In the next article, we will explore understanding data types in depth, learning about numerical versus categorical data, structured versus unstructured data, and how data types influence what analyses are possible. This knowledge will make you more effective at working with any dataset you encounter.

Key Takeaways

Your first week should progress systematically through fundamentals rather than jumping to advanced topics, starting with Python basics, control flow, and functions before introducing data science libraries. Day one covers variables and basic operations, day two adds conditionals and loops, establishing programming foundations that support everything else.

Days three and four introduce NumPy arrays and pandas DataFrames, the core data structures for numerical computing and data analysis respectively. Understanding array operations and DataFrame manipulation enables you to load, clean, filter, group, and analyze data effectively.

Day five focuses on matplotlib visualization, teaching you to create line plots, bar charts, scatter plots, and histograms that help you understand data and communicate findings.

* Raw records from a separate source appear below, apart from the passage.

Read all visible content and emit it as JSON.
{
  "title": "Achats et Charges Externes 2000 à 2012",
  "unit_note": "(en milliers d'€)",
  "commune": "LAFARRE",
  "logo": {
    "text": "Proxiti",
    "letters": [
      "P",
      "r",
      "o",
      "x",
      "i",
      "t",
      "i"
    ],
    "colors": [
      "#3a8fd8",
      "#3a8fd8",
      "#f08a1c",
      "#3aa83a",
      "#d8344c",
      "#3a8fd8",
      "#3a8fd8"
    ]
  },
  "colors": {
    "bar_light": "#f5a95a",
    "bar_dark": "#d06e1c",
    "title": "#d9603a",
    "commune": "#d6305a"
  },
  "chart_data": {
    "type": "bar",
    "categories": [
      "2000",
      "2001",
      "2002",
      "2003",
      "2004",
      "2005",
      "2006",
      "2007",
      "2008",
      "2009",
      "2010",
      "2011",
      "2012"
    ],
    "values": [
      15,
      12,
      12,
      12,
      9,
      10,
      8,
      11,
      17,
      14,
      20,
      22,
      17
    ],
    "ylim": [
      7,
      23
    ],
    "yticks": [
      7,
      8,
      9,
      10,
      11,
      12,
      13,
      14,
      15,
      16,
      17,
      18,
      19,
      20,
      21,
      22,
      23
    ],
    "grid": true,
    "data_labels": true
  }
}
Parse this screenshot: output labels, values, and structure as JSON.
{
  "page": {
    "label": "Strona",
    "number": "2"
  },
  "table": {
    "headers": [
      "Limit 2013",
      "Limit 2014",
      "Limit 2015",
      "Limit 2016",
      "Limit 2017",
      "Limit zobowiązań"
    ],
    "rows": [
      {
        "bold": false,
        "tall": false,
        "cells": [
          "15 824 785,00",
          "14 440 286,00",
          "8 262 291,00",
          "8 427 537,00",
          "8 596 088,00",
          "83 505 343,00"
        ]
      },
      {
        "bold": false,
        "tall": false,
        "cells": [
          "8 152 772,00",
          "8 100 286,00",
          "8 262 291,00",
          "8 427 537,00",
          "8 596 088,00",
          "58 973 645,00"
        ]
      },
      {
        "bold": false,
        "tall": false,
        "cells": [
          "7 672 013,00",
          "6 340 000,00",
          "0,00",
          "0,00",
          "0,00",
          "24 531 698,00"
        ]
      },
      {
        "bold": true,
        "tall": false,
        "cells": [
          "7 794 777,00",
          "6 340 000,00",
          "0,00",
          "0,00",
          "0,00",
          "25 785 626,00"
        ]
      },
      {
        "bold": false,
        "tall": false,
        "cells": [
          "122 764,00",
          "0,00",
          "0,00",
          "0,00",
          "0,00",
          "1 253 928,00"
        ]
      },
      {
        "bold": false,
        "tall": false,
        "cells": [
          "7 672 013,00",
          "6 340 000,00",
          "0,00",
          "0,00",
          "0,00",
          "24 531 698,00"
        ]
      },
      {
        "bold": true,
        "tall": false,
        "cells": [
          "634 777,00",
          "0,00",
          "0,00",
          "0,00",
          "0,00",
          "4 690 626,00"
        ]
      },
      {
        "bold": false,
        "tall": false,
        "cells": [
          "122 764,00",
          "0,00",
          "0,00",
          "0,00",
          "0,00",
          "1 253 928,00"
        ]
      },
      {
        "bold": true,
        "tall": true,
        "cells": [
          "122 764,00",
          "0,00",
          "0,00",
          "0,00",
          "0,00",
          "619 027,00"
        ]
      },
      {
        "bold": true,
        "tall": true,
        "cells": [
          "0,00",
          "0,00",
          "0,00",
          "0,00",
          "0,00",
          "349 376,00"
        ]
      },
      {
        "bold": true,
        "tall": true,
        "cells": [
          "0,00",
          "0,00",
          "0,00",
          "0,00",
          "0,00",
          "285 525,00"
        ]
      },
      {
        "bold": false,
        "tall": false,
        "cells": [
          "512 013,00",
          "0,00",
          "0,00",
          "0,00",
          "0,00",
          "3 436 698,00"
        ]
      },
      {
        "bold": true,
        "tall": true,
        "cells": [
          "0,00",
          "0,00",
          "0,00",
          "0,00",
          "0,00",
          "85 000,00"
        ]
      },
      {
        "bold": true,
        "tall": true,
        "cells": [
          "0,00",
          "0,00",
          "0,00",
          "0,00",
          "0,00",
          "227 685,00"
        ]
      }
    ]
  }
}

Different plot types reveal different aspects of data, and customization makes visualizations clearer and more professional.

Day six brings everything together in a complete data analysis project where you load data, explore it, answer questions through analysis, create visualizations, and draw conclusions. This integrated practice demonstrates that you can actually do data science, not just learn isolated concepts.

Day seven consolidates learning through review and additional practice, helping you identify gaps in understanding and setting direction for continued growth. Consistent daily practice throughout the week builds momentum that carries you forward, with each concept building naturally on previous ones to create a solid foundation for advanced topics.